Iapetus (NASA/JPL/Space Science Institute)
High-resolution images taken by the Cassini spacecraft since 2004 provided further detail of the regions. They show that small, fresh craters in the dark regions are bright, indicating the dark mantle is only 10’s of centimeters to meters thick. They also show that the transition zones between the dark and light regions are mottled with smaller-scale regions of dark and light material, rather than having a gradational transition of grays. In the mottled transition zones, the equator-facing walls of craters, which receive the most sunlight, are dark while the poleward-facing walls, which receive less sunlight, are light-colored.
Portion of the transition zone on Iapetus. The dark material is concentrated on the equator-facing sides of the craters (in this picture, North). (NASA/JPL/Space Science Institute)
Two papers published online in Science last week synthesize the Cassini data into a model for the dark-light dichotomy. The abstracts can be found here and here.
(1) As to the source of the dark mantle on Iapetus: it shares spectral characteristics with Saturn’s moon Phoebe (itself a fascinating body), and the recent discovery (Nature abstract here) of a large diffuse ring coincident with Phoebe’s orbit provides a likely source for the dark material. Whether Phoebe itself is feeding the ring by shedding material during impacts or if the ring is the detritus of another Phoebe-like body, now destroyed, is uncertain.

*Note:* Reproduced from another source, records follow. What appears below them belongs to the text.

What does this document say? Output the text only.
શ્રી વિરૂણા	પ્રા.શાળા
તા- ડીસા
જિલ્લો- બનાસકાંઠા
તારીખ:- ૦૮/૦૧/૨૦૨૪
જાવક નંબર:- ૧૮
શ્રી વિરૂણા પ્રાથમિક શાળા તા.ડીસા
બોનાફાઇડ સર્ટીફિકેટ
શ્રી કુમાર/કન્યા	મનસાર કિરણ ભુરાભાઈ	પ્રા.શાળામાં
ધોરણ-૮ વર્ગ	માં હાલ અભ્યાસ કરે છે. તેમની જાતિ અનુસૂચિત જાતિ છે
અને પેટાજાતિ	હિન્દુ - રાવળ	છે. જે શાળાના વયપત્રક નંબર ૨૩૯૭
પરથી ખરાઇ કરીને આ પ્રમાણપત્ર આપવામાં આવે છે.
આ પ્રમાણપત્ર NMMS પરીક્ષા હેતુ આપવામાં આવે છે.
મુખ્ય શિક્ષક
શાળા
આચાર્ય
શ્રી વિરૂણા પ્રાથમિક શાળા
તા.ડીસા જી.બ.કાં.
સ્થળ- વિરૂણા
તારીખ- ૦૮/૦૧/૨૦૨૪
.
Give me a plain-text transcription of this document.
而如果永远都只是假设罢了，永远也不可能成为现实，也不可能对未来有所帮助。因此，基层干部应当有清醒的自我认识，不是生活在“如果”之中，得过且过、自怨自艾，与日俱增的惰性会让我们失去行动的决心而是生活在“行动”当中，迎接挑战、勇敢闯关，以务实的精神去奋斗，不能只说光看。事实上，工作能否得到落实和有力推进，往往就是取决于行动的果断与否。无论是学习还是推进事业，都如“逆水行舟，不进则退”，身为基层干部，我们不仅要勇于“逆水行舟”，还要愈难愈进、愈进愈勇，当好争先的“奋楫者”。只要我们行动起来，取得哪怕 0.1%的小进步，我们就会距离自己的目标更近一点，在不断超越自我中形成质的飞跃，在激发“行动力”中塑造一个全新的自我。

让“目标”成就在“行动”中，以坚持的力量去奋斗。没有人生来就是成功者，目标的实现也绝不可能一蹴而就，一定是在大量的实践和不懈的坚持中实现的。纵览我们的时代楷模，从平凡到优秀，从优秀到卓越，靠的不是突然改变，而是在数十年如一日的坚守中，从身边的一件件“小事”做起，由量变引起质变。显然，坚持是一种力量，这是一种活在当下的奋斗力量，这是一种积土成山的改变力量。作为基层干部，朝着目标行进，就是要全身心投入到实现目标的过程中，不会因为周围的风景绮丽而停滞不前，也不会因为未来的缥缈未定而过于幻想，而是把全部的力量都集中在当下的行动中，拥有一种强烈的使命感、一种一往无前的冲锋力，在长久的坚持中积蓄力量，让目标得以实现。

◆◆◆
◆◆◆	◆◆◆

(2) As to the mottled pattern: Iapetus has a very slow rotation of 79 Earth days and it therefore has large temperature differentials between the long days and nights. Exacerbating this is the effect of albedo -- areas that have some dark material absorb more sunlight (i.e., they have a lower albedo) and are warmer while lighter areas reflect more sunlight and stay colder. This provides a feedback mechanism wherein those areas with some dark mantle are warmer, thus more ice sublimates to gas and migrates towards colder (i.e., brighter) spots. There should be some critical amount of dark material that perpetuates this feedback for any given light regime, so that areas with that much or more mantle become increasingly dark, while nearby areas with less than the critical amount of mantle may host deposition of ice and become increasingly light. The leading edge receives a lot of dust and is dark; the trailing hemisphere receives little dust and is light; the transition zones receive some dust and the local albedo depends on the sunlight budget which in turn depends on topography.